U.S. Naval Air Systems Command announced on July 9 that the MQ-8C had completed the first comprehensive initial operational test and evaluation of the system from the littoral combat ship (LCS) USS Coronado.
While the MQ-8B has seen operational service, the larger MQ-8C was born out of an operational need by the DoD to get additional range, altitude and persistence, says Jack Thomas, Fire Scout director of mission engineering. The company looked at a wide range of airframes before settling on the Model 407, taking into account such features as internal volume and low airframe weight.
“Bell did a great job of taking weight out of the aircraft…and the only modification we needed was the dual-channel FADEC [full-authority digital engine control],” says Thomas.
“That is now standard in the commercial aircraft,” he adds.
With 19 in service and Northrop Grumman contracted to produce 14 more, the navy currently plans to use the MQ-8C from its growing fleet of LCS as part of a composite aviation detachment combined with a manned Sikorsky MH-60S Seahawk, but also had plans to use it from other platforms including the T-ESB-4 expeditionary mobile base vessels, the first of which was acquired by the navy earlier this year.
The navy has already proven the Fire Scout’s ability to buddy-lase targets for the MH-60’s Hellfire missiles. Northrop Grumman is now in the process of integrating the Leonardo Osprey lightweight active electronically scanned array radar for surface search. The navy is also mulling additional sensors as well as the ability to arm the aircraft.
The navy is also looking to increase endurance further with upgrades to reduce the specific fuel consumption of the Rolls-Royce 250 turbine. Other potential upgrades envisioned by the navy include control of the Fire Scout from the MH-60.
At the Air Tattoo, the mockup was displayed with Ultra Electronics’ Sonobuoy Mission Pod, a dispenser able to carry 25-63 sonobuoys, potentially paving the way for such unmanned air systems to support the anti-submarine warfare mission.
The Fire Scout’s landing capability is provided through the Unmanned Common Autonomous Recovery System, which uses a millimetric wave radar to acquire the aircraft and feed it with data on the ship’s position as well as its heave in the waves. As it returns, a safety observer has the option of sending the aircraft around for another landing attempt if he feels the conditions are not conducive to a safe landing. The Fire Scout is an entire autonomous system, with operators guiding the aircraft by mouse click.

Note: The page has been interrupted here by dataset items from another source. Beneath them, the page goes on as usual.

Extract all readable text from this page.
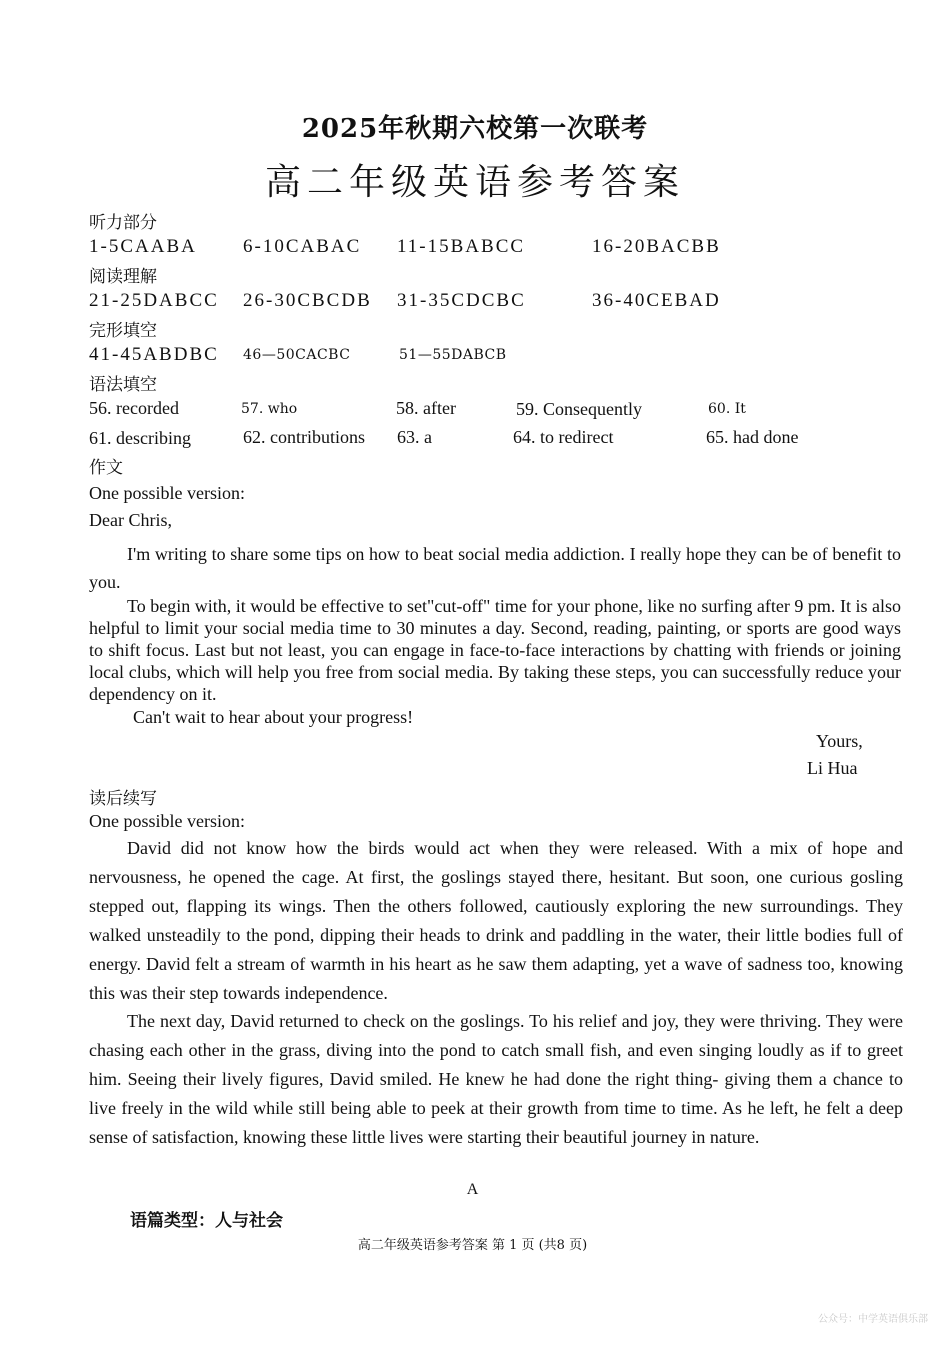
2025年秋期六校第一次联考
高二年级英语参考答案
听力部分
1-5CAABA 6-10CABAC 11-15BABCC	16-20BACBB
阅读理解
21-25DABCC 26-30CBCDB 31-35CDCBC	36-40CEBAD
完形填空
41-45ABDBC 46—50CACBC	51—55DABCB
语法填空
56. recorded	57. who	58. after	59. Consequently	60. It
61. describing	62. contributions 63. a	64. to redirect	65. had done
作文
One possible version:
Dear Chris,
I'm writing to share some tips on how to beat social media addiction. I really hope they can be of benefit to you.
To begin with, it would be effective to set"cut-off" time for your phone, like no surfing after 9 pm. It is also helpful to limit your social media time to 30 minutes a day. Second, reading, painting, or sports are good ways to shift focus. Last but not least, you can engage in face-to-face interactions by chatting with friends or joining local clubs, which will help you free from social media. By taking these steps, you can successfully reduce your dependency on it.
Can't wait to hear about your progress!
Yours,
Li Hua
读后续写
One possible version:
David did not know how the birds would act when they were released. With a mix of hope and nervousness, he opened the cage. At first, the goslings stayed there, hesitant. But soon, one curious gosling stepped out, flapping its wings. Then the others followed, cautiously exploring the new surroundings. They walked unsteadily to the pond, dipping their heads to drink and paddling in the water, their little bodies full of energy. David felt a stream of warmth in his heart as he saw them adapting, yet a wave of sadness too, knowing this was their step towards independence.
The next day, David returned to check on the goslings. To his relief and joy, they were thriving. They were chasing each other in the grass, diving into the pond to catch small fish, and even singing loudly as if to greet him. Seeing their lively figures, David smiled. He knew he had done the right thing- giving them a chance to live freely in the wild while still being able to peek at their growth from time to time. As he left, he felt a deep sense of satisfaction, knowing these little lives were starting their beautiful journey in nature.
A
语篇类型：人与社会
高二年级英语参考答案 第 1 页 (共8 页)
公众号：中学英语俱乐部
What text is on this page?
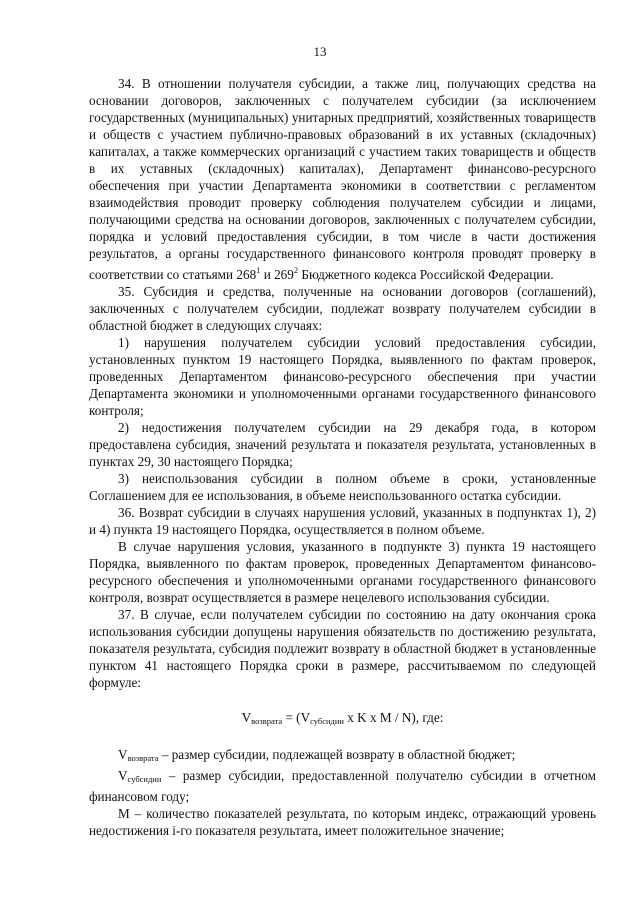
13

34. В отношении получателя субсидии, а также лиц, получающих средства на основании договоров, заключенных с получателем субсидии (за исключением государственных (муниципальных) унитарных предприятий, хозяйственных товариществ и обществ с участием публично-правовых образований в их уставных (складочных) капиталах, а также коммерческих организаций с участием таких товариществ и обществ в их уставных (складочных) капиталах), Департамент финансово-ресурсного обеспечения при участии Департамента экономики в соответствии с регламентом взаимодействия проводит проверку соблюдения получателем субсидии и лицами, получающими средства на основании договоров, заключенных с получателем субсидии, порядка и условий предоставления субсидии, в том числе в части достижения результатов, а органы государственного финансового контроля проводят проверку в соответствии со статьями $268^1$ и $269^2$ Бюджетного кодекса Российской Федерации.

35. Субсидия и средства, полученные на основании договоров (соглашений), заключенных с получателем субсидии, подлежат возврату получателем субсидии в областной бюджет в следующих случаях:

1) нарушения получателем субсидии условий предоставления субсидии, установленных пунктом 19 настоящего Порядка, выявленного по фактам проверок, проведенных Департаментом финансово-ресурсного обеспечения при участии Департамента экономики и уполномоченными органами государственного финансового контроля;

2) недостижения получателем субсидии на 29 декабря года, в котором предоставлена субсидия, значений результата и показателя результата, установленных в пунктах 29, 30 настоящего Порядка;

3) неиспользования субсидии в полном объеме в сроки, установленные Соглашением для ее использования, в объеме неиспользованного остатка субсидии.

36. Возврат субсидии в случаях нарушения условий, указанных в подпунктах 1), 2) и 4) пункта 19 настоящего Порядка, осуществляется в полном объеме.

В случае нарушения условия, указанного в подпункте 3) пункта 19 настоящего Порядка, выявленного по фактам проверок, проведенных Департаментом финансово-ресурсного обеспечения и уполномоченными органами государственного финансового контроля, возврат осуществляется в размере нецелевого использования субсидии.

37. В случае, если получателем субсидии по состоянию на дату окончания срока использования субсидии допущены нарушения обязательств по достижению результата, показателя результата, субсидия подлежит возврату в областной бюджет в установленные пунктом 41 настоящего Порядка сроки в размере, рассчитываемом по следующей формуле:

$V_{возврата} = (V_{субсидии}$ x K x M / N), где:

$V_{возврата}$ – размер субсидии, подлежащей возврату в областной бюджет;

$V_{субсидии}$ – размер субсидии, предоставленной получателю субсидии в отчетном финансовом году;

М – количество показателей результата, по которым индекс, отражающий уровень недостижения i-го показателя результата, имеет положительное значение;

“It is a fully autonomous helicopter from a procedure standpoint,” says Thomas, and the mission can be reprofiled in-flight.
“The navy is out ahead in terms of unmanned teaming.…They are building the tactics, techniques and procedures that leverage the attributes of each of the systems,” says Thomas. So far, other nations have proved slow to embrace unmanned helicopters from their warships, but interest is growing. Several nations have shown interest in the MQ-8B-model platform in particular, and with the resumption in production of Schweizer aircraft by Texas-based Schweizer RSG after buying the intellectual property, tooling and inventory of the Schweizer family, exporting MQ-8Bs could be an option. The navy is “deliberating” about the future of having the two models in service, says Thomas.
“Once we see LCS deployed in quantity and partner nations see us doing that, there will be more interest and less reluctance in shipborne unmanned helicopters,” suggests Thomas.